On November 5th, the Libertarian Party's first candidate in Miami-Dade County, Hialeah City Council candidate Marcos Miralles, surprised many experts by pulling 25% of the votes against an incumbent that outraised him 175-to-1.
Determined to progress from the success, Libertarian candidates have been stepping up in South Florida and one of them has chosen the ambitious goal of running for Florida's legislature.
Omar Recuero, a young Libertarian Party of Florida leader in his 30s, has filed to run for the State's House of Representatives' District 100. The district covers a long area, from the town of Surfside in Miami-Dade County to Dania Beach in Broward County, and includes two of the wealthiest towns in Florida: Indian Creek and Golden Beach.
Recuero has already assembled a team to help him with his campaign, and a lot of the same faces come from Hialeah's November election. Melissa Gomez has been formalized a Omar Recuero's Surfside Coordinator, while the tougher job of Miami-Dade County Coordinator (covering 60% of the district) has been given to Pierre Crevaux (this author), who managed Marcos Miralles' campaign a few months back.
Recuero's responsibilities are not among the easiest. By Florida Law, he must first gather around 940 petition signatures to have his name on the ballot. But according to his campaign, they "have a goal of 2,000 signatures to make sure we get ballot access."

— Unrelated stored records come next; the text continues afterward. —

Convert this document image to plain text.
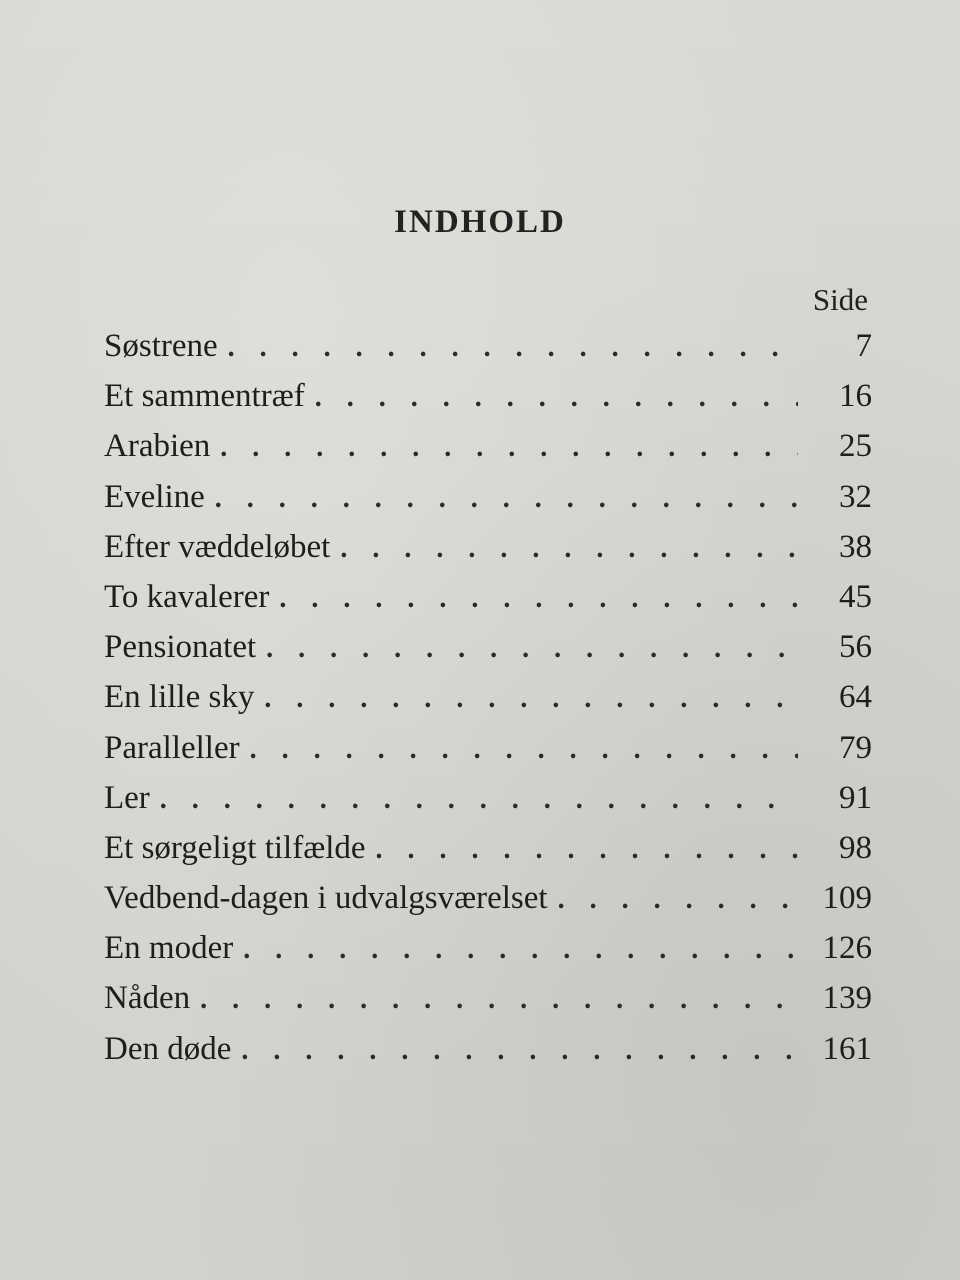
INDHOLD
Side
Søstrene . . .	7
Et sammentræf . . .	16
Arabien . . .	25
Eveline . . .	32
Efter væddeløbet . . .	38
To kavalerer . . .	45
Pensionatet . . .	56
En lille sky . . .	64
Paralleller . . .	79
Ler . . .	91
Et sørgeligt tilfælde . . .	98
Vedbend-dagen i udvalgsværelset . . .	109
En moder . . .	126
Nåden . . .	139
Den døde . . .	161
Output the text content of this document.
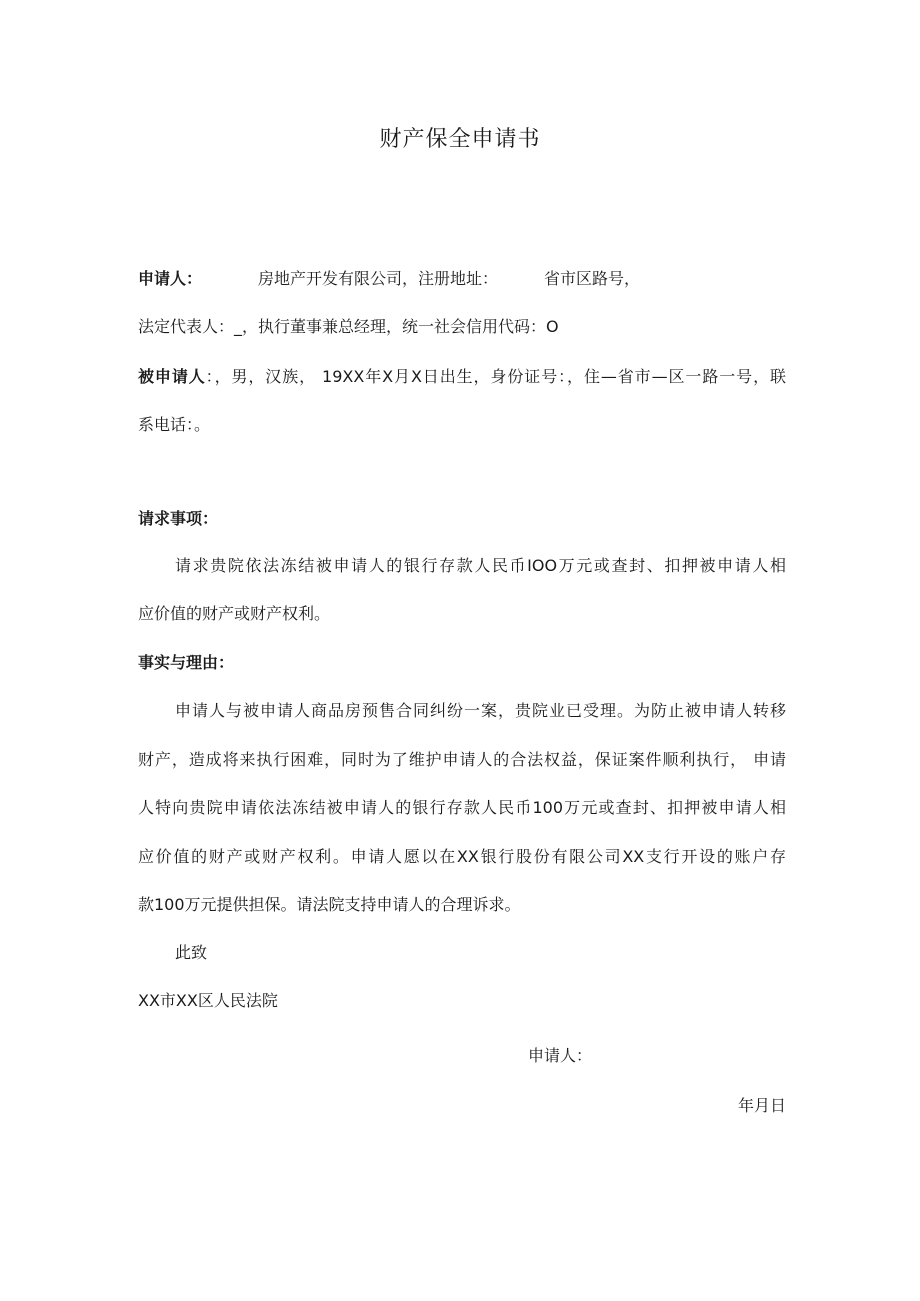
财产保全申请书
申请人：	房地产开发有限公司，注册地址：	省市区路号，
法定代表人：_，执行董事兼总经理，统一社会信用代码：O
被申请人：，男，汉族， 19XX年X月X日出生，身份证号：，住—省市—区一路一号，联
系电话：。
请求事项：
请求贵院依法冻结被申请人的银行存款人民币IOO万元或查封、扣押被申请人相
应价值的财产或财产权利。
事实与理由：
申请人与被申请人商品房预售合同纠纷一案，贵院业已受理。为防止被申请人转移
财产，造成将来执行困难，同时为了维护申请人的合法权益，保证案件顺利执行， 申请
人特向贵院申请依法冻结被申请人的银行存款人民币100万元或查封、扣押被申请人相
应价值的财产或财产权利。申请人愿以在XX银行股份有限公司XX支行开设的账户存
款100万元提供担保。请法院支持申请人的合理诉求。
此致
XX市XX区人民法院
申请人：
年月日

District 100 is known for being a Democratic stronghold. Held for the past three cycles by Rep. Joe Gibbons, who is termed out of office and has never ran for re-election facing a Republican challenger, the district's most closely watched race is the Democratic primary, set to take place next August. Four candidates are seeking the Democratic nomination, including Joe Geller, former Dade Democratic Party chairman, North Bay Village mayor, and current town attorney for Miami Lakes and Opa-locka, and Alexander Lewy, vice-mayor of Hallandale Beach.
Republicans are hoping on gaining ground following the Obamacare debacle in Washington and are fielding one candidate so far, Martin A. Feigenbaum, who filed this week. Feigenbaum is a Surfside-based attorney who is planning on raising a lot of money from his special interest contacts.
But Libertarians are not planning on giving up. "Of course, we were happier in a two-way race, where we would have attracted both independents and Republicans. But Martin Feigenbaum's late entrance in the race is no problem for us. He has the typical profile of the Establishment, 'Mitt Romney'-type Republican that's costing so much to his party. We will have a grassroots campaign and reach out to everyone, from tea party groups to LGBT organizations," said Omar Recuero's Surfside Coordinator Melissa Gomez.
The Libertarian Party is gaining ground in South Florida and it is proving its capacity as a game changer in traditional politics. District 100's race is expected to show this phenomenon next November.